Uruguay Fears Effect on Reich Relations in Suppressing Nazi Plot

Parliamentary circles were split tonight on what measures should be taken to counteract Nazi penetration as revealed by a parliamentary committee which has bared an alleged plot to seize the country by force.

The committee’s findings will not be publicly discussed until Monday. Meanwhile, there was much difference of opinion as to how Nazi infiltration could be frustrated without embarrassing Uruguay in her relations with the Reich. An inquiry conducted in political circles disclosed that efforts have already been made to avoid a decision that would strain diplomatic intercourse with Germany.

The biggest problem was posed by the case of Uruguay’s “little Fuehrer,” Julius Dalldorf, press attache of the German Legation, who was not arrested in connection with the plot only because he enjoyed diplomatic immunity. It was pointed out that any steps taken against the Nazi organization in Uruguay must involve Dalldorf and, hence, the responsibility of the German Legation, under whose protection he acted.
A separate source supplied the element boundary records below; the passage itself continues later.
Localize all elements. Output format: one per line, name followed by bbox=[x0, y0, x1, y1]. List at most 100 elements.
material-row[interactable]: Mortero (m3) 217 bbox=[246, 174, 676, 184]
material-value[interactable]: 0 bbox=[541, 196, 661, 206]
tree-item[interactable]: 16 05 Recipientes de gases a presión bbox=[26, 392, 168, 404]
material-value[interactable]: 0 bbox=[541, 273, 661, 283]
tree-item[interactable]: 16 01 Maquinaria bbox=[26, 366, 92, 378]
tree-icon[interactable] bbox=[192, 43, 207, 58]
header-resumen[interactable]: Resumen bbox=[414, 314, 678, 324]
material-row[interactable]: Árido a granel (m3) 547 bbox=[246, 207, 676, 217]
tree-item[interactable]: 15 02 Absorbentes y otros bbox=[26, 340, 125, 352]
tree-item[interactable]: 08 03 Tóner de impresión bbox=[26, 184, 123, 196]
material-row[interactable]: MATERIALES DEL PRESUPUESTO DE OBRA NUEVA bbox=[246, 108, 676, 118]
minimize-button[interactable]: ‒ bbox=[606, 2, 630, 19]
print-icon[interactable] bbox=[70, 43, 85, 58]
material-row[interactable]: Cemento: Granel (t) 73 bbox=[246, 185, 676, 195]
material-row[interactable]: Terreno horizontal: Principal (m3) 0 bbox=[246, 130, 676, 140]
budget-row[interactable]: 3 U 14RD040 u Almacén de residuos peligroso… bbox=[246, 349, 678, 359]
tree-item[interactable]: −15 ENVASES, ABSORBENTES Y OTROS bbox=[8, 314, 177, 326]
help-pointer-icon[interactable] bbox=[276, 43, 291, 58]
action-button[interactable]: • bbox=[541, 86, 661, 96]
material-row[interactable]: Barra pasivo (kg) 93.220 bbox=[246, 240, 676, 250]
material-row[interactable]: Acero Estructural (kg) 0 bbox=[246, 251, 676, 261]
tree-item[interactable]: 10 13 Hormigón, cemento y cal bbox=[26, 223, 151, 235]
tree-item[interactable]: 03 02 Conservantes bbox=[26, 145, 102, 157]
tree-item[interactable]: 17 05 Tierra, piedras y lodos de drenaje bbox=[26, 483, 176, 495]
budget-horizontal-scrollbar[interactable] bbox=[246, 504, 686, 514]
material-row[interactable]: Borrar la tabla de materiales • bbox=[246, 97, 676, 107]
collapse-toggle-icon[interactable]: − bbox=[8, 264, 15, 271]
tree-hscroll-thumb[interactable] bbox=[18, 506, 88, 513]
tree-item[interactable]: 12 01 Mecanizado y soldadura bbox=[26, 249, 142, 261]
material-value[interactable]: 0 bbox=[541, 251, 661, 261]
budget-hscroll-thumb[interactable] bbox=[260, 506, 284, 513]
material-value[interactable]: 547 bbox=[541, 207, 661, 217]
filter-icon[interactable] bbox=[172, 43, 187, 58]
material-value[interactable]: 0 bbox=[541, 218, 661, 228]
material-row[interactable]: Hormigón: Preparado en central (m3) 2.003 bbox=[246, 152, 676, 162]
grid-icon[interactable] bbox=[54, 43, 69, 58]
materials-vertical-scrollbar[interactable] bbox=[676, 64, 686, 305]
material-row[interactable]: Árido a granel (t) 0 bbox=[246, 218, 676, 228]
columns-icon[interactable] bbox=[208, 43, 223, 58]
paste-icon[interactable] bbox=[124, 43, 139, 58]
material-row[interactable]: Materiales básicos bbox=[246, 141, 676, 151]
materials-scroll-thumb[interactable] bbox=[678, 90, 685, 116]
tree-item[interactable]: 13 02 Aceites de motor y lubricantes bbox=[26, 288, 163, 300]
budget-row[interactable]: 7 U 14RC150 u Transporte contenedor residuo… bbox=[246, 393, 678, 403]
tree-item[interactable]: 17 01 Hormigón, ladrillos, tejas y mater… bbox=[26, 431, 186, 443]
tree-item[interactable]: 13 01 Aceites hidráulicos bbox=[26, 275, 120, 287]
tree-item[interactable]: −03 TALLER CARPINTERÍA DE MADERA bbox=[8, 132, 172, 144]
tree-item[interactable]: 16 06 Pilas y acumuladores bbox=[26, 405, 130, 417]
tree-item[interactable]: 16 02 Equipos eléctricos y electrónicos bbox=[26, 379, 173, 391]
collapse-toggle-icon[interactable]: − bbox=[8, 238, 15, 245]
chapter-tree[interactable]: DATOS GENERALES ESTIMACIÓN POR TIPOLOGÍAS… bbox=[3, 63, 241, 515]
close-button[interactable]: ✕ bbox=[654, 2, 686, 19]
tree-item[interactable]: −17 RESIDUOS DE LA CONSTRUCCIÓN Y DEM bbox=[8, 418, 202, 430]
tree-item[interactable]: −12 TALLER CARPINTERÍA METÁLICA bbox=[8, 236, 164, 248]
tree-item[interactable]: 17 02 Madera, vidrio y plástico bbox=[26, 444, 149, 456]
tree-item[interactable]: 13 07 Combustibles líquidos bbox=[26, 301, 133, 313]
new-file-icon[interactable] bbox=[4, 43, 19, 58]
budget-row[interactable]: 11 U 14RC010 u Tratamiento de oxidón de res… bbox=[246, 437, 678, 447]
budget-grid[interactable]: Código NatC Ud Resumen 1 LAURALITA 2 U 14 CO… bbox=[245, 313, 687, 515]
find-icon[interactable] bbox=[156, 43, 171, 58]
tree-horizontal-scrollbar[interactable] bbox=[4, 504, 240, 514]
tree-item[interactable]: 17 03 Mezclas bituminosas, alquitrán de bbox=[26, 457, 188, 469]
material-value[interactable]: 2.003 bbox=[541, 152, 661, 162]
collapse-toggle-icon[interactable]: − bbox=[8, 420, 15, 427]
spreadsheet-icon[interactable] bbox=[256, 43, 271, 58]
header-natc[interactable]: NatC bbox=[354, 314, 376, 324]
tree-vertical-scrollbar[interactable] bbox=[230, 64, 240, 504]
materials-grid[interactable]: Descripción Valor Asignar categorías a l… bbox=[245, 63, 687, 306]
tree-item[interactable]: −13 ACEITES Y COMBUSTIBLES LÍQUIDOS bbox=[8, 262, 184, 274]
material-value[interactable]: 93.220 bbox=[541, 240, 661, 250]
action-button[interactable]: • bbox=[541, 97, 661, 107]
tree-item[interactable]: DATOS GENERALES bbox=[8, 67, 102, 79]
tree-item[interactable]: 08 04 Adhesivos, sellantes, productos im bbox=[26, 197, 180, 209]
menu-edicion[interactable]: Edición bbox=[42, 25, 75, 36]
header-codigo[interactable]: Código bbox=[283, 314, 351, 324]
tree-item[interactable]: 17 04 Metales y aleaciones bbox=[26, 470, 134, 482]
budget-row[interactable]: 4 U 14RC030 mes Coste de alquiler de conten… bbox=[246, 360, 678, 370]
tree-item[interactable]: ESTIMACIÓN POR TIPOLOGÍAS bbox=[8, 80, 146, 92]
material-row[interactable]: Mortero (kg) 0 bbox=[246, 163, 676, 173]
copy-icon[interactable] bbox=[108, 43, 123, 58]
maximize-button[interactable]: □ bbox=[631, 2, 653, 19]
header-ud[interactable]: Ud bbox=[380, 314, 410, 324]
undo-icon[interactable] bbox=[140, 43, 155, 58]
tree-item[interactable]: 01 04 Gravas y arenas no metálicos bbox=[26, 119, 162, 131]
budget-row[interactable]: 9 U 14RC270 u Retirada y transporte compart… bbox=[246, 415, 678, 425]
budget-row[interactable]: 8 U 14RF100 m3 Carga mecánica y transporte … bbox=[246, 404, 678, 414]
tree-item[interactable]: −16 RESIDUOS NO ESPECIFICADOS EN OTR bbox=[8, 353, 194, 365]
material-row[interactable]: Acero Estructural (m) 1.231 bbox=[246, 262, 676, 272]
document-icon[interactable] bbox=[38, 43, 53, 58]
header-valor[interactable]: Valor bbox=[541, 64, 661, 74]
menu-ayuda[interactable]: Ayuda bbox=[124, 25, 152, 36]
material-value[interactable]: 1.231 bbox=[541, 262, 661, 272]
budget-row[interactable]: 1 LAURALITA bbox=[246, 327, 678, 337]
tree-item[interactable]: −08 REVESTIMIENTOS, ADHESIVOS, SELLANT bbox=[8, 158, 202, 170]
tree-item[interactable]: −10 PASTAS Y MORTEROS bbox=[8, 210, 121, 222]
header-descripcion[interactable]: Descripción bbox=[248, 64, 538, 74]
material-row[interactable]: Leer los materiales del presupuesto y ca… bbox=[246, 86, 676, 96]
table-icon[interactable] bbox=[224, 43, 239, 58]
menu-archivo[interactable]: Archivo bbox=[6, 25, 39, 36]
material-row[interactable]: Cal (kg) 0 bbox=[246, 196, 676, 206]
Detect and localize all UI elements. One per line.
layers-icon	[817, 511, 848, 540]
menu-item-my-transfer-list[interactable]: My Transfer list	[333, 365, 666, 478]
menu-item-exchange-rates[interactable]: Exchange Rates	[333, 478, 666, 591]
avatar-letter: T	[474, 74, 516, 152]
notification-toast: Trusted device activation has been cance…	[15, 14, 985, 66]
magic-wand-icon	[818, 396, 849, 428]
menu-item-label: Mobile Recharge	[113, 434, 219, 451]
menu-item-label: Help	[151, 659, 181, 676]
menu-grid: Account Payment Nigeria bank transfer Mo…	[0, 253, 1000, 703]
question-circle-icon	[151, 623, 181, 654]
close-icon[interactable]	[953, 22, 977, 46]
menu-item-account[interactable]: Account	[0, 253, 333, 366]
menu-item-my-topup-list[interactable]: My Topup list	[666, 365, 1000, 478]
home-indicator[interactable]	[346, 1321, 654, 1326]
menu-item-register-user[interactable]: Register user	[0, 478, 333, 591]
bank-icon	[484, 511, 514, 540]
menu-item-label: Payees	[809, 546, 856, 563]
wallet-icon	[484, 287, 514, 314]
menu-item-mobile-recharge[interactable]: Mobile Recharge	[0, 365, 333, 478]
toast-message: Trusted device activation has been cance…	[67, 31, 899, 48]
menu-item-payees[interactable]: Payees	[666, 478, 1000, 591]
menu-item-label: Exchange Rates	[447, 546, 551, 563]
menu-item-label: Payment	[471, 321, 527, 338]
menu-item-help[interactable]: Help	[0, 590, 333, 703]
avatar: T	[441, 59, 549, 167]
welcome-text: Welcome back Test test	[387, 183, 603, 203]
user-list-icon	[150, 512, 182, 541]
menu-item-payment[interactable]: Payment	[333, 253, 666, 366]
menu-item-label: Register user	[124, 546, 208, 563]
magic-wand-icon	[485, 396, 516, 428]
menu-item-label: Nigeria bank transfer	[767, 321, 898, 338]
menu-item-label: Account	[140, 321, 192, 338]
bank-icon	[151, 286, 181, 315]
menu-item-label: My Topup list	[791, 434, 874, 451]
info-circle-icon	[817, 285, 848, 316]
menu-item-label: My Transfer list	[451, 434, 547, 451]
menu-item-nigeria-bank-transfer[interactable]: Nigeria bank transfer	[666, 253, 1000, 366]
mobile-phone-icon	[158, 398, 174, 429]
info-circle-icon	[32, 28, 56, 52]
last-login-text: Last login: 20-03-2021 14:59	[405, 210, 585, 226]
Uruguayan authorities have minimized the plot. Newspapers, however, are publishing documents in the parliamentary commission’s possession which are viewed in many quarters as overwhelming evidence against the Nazis. Particularly damning, it was said, is the disclosure of a plan for conquest of the country. This has been studied by Gen. Pedro Sicco, chief of the Army General Staff, who said it revealed a “perfectly defined organization” in the military and economic fields.